Back in more innocent times, when feminism was thought of mostly as a means to level the playing field, increasing the available options for women was part of the proposed deal, and all things considered, it wasn't a bad deal: some opportunities were not open to women as a matter of course, but, assuming equal ability, there was no good reason for them to remain so. It's all about the choices one makes, and the consequences of those choices.

God help you, however, should you actually wish to exercise an option of which the Teeming Milieu does not approve, as Holly Brockwell found out:

By the time you read this, I will be just waking up — still a little groggy and sore, but euphoric. Because for the first time in my life, today I know for certain that I will never have children.

That might seem like a strange thing to be excited about. For many people, it would be devastating news. But for me, it's everything I've been fighting for over the last four years.

I've been patronised, ignored, harassed, judged and demonised, but I've never wavered in my determination to be sterilised.

Brockwell, thirty, has been trying to persuade Britain's National Health Service to tie her tubes, to the dismay of much of the British public:

"You'll change your mind one day ... Your biological clock will kick in and you'll regret it ... You'll meet the man of your dreams and want to have his babies..." And those were just some of the kinder responses.

When I didn't bow to their idea of my life, the commentary got nastier. "You're selfish," I was told. "You're naive ... You'll die alone ... What's the point of you, then? How can you deny your parents the grandchildren that you owe them?
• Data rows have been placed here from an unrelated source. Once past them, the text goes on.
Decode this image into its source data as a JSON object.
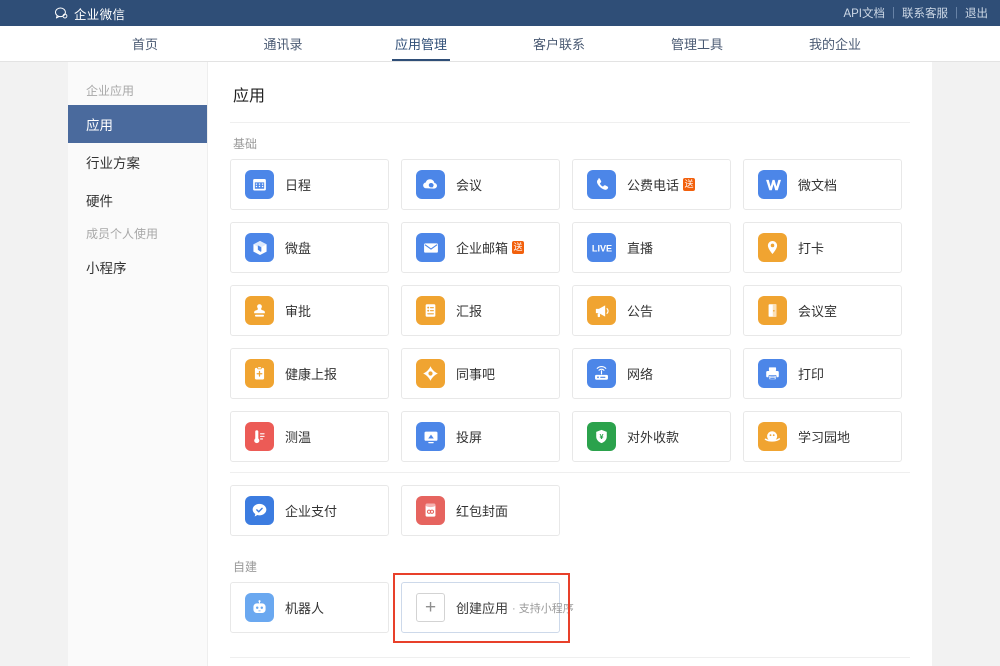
{
  "topbar": {
    "brand": "企业微信",
    "logo_icon": "speech-bubble-logo",
    "links": [
      {
        "label": "API文档"
      },
      {
        "label": "联系客服"
      },
      {
        "label": "退出"
      }
    ],
    "separator": "|",
    "background": "#2f4e77"
  },
  "nav": {
    "items": [
      {
        "label": "首页",
        "active": false
      },
      {
        "label": "通讯录",
        "active": false
      },
      {
        "label": "应用管理",
        "active": true
      },
      {
        "label": "客户联系",
        "active": false
      },
      {
        "label": "管理工具",
        "active": false
      },
      {
        "label": "我的企业",
        "active": false
      }
    ],
    "active_color": "#2f4e77"
  },
  "sidebar": {
    "groups": [
      {
        "label": "企业应用",
        "items": [
          {
            "label": "应用",
            "active": true
          },
          {
            "label": "行业方案",
            "active": false
          },
          {
            "label": "硬件",
            "active": false
          }
        ]
      },
      {
        "label": "成员个人使用",
        "items": [
          {
            "label": "小程序",
            "active": false
          }
        ]
      }
    ],
    "active_background": "#4a6a9d"
  },
  "main": {
    "title": "应用",
    "sections": [
      {
        "label": "基础",
        "apps": [
          {
            "label": "日程",
            "icon": "calendar-icon",
            "color": "#4c86e8",
            "badge": null
          },
          {
            "label": "会议",
            "icon": "meeting-cloud-icon",
            "color": "#4c86e8",
            "badge": null
          },
          {
            "label": "公费电话",
            "icon": "phone-icon",
            "color": "#4c86e8",
            "badge": "送"
          },
          {
            "label": "微文档",
            "icon": "wedoc-w-icon",
            "color": "#4c86e8",
            "badge": null
          },
          {
            "label": "微盘",
            "icon": "drive-box-icon",
            "color": "#4c86e8",
            "badge": null
          },
          {
            "label": "企业邮箱",
            "icon": "mail-envelope-icon",
            "color": "#4c86e8",
            "badge": "送"
          },
          {
            "label": "直播",
            "icon": "live-text-icon",
            "color": "#4c86e8",
            "badge": null
          },
          {
            "label": "打卡",
            "icon": "location-pin-icon",
            "color": "#f0a431",
            "badge": null
          },
          {
            "label": "审批",
            "icon": "stamp-icon",
            "color": "#f0a431",
            "badge": null
          },
          {
            "label": "汇报",
            "icon": "report-doc-icon",
            "color": "#f0a431",
            "badge": null
          },
          {
            "label": "公告",
            "icon": "megaphone-icon",
            "color": "#f0a431",
            "badge": null
          },
          {
            "label": "会议室",
            "icon": "door-icon",
            "color": "#f0a431",
            "badge": null
          },
          {
            "label": "健康上报",
            "icon": "clipboard-plus-icon",
            "color": "#f0a431",
            "badge": null
          },
          {
            "label": "同事吧",
            "icon": "diamond-icon",
            "color": "#f0a431",
            "badge": null
          },
          {
            "label": "网络",
            "icon": "router-wifi-icon",
            "color": "#4c86e8",
            "badge": null
          },
          {
            "label": "打印",
            "icon": "printer-icon",
            "color": "#4c86e8",
            "badge": null
          },
          {
            "label": "测温",
            "icon": "thermometer-icon",
            "color": "#ec5b56",
            "badge": null
          },
          {
            "label": "投屏",
            "icon": "screen-cast-icon",
            "color": "#4c86e8",
            "badge": null
          },
          {
            "label": "对外收款",
            "icon": "shield-yuan-icon",
            "color": "#2ba24c",
            "badge": null
          },
          {
            "label": "学习园地",
            "icon": "study-planet-icon",
            "color": "#f0a431",
            "badge": null
          }
        ]
      },
      {
        "label": "",
        "apps": [
          {
            "label": "企业支付",
            "icon": "pay-check-bubble-icon",
            "color": "#3c7ce0",
            "badge": null
          },
          {
            "label": "红包封面",
            "icon": "red-packet-icon",
            "color": "#e6645f",
            "badge": null
          }
        ]
      }
    ],
    "custom_section": {
      "label": "自建",
      "apps": [
        {
          "label": "机器人",
          "icon": "robot-icon",
          "color": "#6aa8f0",
          "badge": null
        }
      ],
      "create": {
        "icon": "plus-icon",
        "plus_glyph": "+",
        "label": "创建应用",
        "sub_label": "· 支持小程序",
        "highlight_color": "#e8402a"
      }
    }
  }
}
How can you be so ungrateful that they had you?"

I should point out here that I have six grandchildren, but I consider that none of them were "owed" me: my two children are proper grown-up adults and are capable of making their own decisions without having to concern themselves with my reaction.
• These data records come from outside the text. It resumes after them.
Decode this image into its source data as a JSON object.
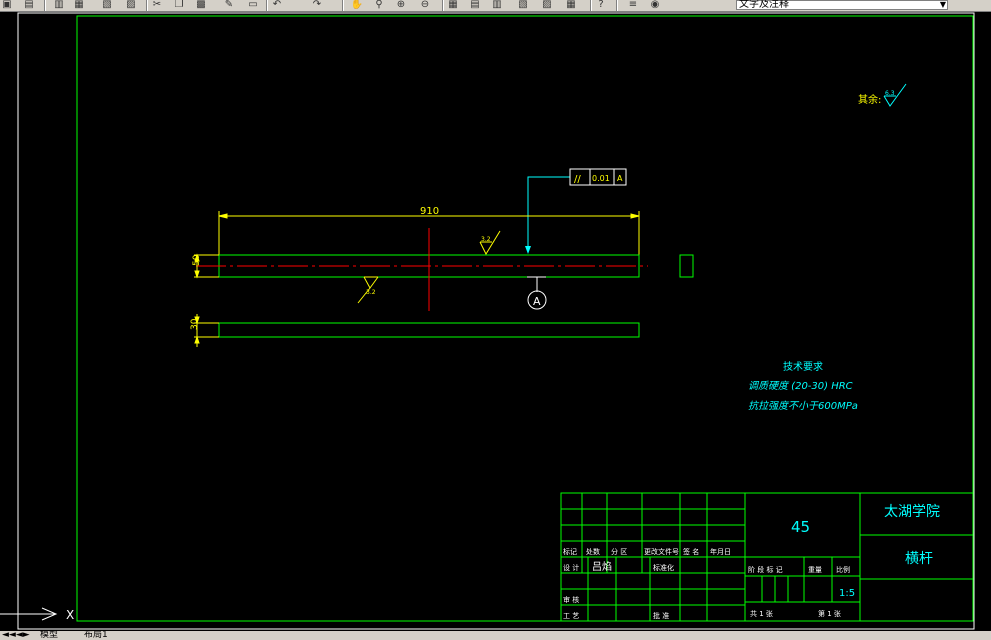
{
  "toolbar": {
    "layer_name": "文字及注释",
    "icons": [
      "new-icon",
      "save-icon",
      "print-icon",
      "preview-icon",
      "publish-icon",
      "plot-icon",
      "cut-icon",
      "copy-icon",
      "paste-icon",
      "match-properties-icon",
      "block-editor-icon",
      "undo-icon",
      "redo-icon",
      "pan-icon",
      "zoom-realtime-icon",
      "zoom-window-icon",
      "zoom-previous-icon",
      "properties-icon",
      "design-center-icon",
      "tool-palettes-icon",
      "sheet-set-icon",
      "markup-icon",
      "quickcalc-icon",
      "help-icon",
      "layer-manager-icon",
      "layer-state-icon"
    ]
  },
  "drawing": {
    "dimension_length": "910",
    "dimension_height_1": "50",
    "dimension_height_2": "30",
    "tolerance_symbol": "//",
    "tolerance_value": "0.01",
    "datum_letter": "A",
    "datum_label": "A",
    "roughness_value": "3.2",
    "roughness_value_2": "3.2",
    "other_roughness_label": "其余:",
    "other_roughness_value": "6.3",
    "tech_requirements": {
      "title": "技术要求",
      "line1": "调质硬度 (20-30) HRC",
      "line2": "抗拉强度不小于600MPa"
    }
  },
  "title_block": {
    "material": "45",
    "school": "太湖学院",
    "part_name": "横杆",
    "scale": "1:5",
    "labels": {
      "mark": "标记",
      "count": "处数",
      "zone": "分 区",
      "change_doc": "更改文件号",
      "signature": "签 名",
      "date": "年月日",
      "design": "设 计",
      "designer": "吕焰",
      "standardize": "标准化",
      "stage_mark": "阶 段 标 记",
      "weight": "重量",
      "scale_label": "比例",
      "review": "审 核",
      "process": "工 艺",
      "approve": "批 准",
      "total_sheets": "共 1 张",
      "sheet_no": "第 1 张"
    }
  },
  "bottom_tabs": {
    "model": "模型",
    "layout1": "布局1"
  },
  "ucs_label": "X"
}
Of course, neither of them have to deal with the NHS, an institution which creates issues of its own:

Doing something permanent means I won't waste any more NHS time or money with prescriptions or dealing with side effects.

Another line of attack has been the claim that, in asking for an NHS operation, I'm somehow stealing from more deserving people: "It's a lifestyle choice, not a medical emergency," people say.
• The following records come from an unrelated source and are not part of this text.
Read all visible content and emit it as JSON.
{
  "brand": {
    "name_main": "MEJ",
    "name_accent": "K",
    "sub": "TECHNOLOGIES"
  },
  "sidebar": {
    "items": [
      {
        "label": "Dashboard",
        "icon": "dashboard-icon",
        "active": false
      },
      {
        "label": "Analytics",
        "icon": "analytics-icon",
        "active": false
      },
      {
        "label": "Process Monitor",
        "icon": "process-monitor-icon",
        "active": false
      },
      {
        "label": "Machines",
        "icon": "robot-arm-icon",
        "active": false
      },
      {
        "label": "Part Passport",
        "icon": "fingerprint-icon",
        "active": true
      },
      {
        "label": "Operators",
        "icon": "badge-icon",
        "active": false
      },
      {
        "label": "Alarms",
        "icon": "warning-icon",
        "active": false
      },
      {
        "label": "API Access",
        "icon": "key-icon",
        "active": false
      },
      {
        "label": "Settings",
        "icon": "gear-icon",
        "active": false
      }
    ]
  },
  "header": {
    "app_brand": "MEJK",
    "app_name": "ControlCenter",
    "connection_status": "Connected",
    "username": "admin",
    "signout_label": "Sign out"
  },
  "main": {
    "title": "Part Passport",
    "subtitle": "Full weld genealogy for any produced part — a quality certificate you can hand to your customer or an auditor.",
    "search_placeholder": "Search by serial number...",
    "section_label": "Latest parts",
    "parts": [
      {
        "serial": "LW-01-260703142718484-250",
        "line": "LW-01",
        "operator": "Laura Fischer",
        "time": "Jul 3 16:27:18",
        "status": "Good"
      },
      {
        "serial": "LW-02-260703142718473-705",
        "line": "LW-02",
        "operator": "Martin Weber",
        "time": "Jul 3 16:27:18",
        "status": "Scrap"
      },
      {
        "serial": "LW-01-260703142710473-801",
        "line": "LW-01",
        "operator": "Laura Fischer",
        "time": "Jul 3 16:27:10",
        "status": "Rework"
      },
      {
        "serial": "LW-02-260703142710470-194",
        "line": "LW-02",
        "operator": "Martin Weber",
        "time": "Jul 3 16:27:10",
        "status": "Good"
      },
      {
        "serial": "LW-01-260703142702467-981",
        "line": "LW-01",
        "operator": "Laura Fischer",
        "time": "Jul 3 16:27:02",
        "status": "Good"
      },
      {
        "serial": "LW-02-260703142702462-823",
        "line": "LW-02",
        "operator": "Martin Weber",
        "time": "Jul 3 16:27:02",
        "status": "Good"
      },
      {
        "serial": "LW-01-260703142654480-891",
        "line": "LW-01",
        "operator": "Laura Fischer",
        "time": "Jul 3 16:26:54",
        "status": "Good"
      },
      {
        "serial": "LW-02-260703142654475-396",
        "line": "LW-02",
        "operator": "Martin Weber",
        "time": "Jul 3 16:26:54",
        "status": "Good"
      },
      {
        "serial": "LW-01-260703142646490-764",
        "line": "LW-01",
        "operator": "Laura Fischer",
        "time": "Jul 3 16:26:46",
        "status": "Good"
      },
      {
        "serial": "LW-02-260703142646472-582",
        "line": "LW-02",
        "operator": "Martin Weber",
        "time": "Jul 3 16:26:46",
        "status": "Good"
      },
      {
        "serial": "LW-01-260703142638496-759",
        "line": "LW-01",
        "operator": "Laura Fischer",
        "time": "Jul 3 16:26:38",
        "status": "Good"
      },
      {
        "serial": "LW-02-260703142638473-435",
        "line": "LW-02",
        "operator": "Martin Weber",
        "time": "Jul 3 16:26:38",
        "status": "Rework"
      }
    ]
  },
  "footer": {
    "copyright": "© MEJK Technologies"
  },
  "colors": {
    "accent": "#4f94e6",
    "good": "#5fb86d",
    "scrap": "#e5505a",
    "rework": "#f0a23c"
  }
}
But having a baby on the NHS costs a great deal more, and that's a lifestyle choice, too. I even had an NHS employee sending messages claiming that I am "wasting precious resources." She went on to say something far more disgusting about me. I reported her to her employers, who were quite rightly horrified.

I do know from prescriptions and side effects. The mother of my children was always made horribly ill by the Pill; the solution was, yes, something surgical and permanent. The difference: I had the surgery. I was no older than Holly Brockwell; but we'd already had a child, with a second on the way, so no references to biological clocks and such were made, and for some reason, nobody seems overly concerned if a man makes this kind of commitment.

Things could have been worse, I suppose. Holly's cause might have been taken up by the so-called "pro-choice" folks, who have managed to convert the English word "choice" into a synonym for the clinical word "abortion" and have somehow gotten away with it. Since Holly will never be pregnant, she'll never generate any revenue for abortion providers, who, in the States anyway, are constantly hanging around Washington, hat in hand, demanding dollars.

On a less bloody, if no more subtle, level, there's the alt-right idea that the continued existence of Western Civilization depends on proper light-skinned women like Holly outbreeding the marauding wogs from [insert name of place or ethnicity currently scorned]. I don't even want to imagine the sort of woman who finds this motivation at all motivational.

So for now, things are right with the world. I admit to an occasional bit of speculation: what might a daughter of Holly Brockwell have been like? And I really don't have anything to go on: "beautiful" is perhaps heritable to some extent, "smart" and "funny" maybe not so much, but none of them exactly unique, if you know what I mean.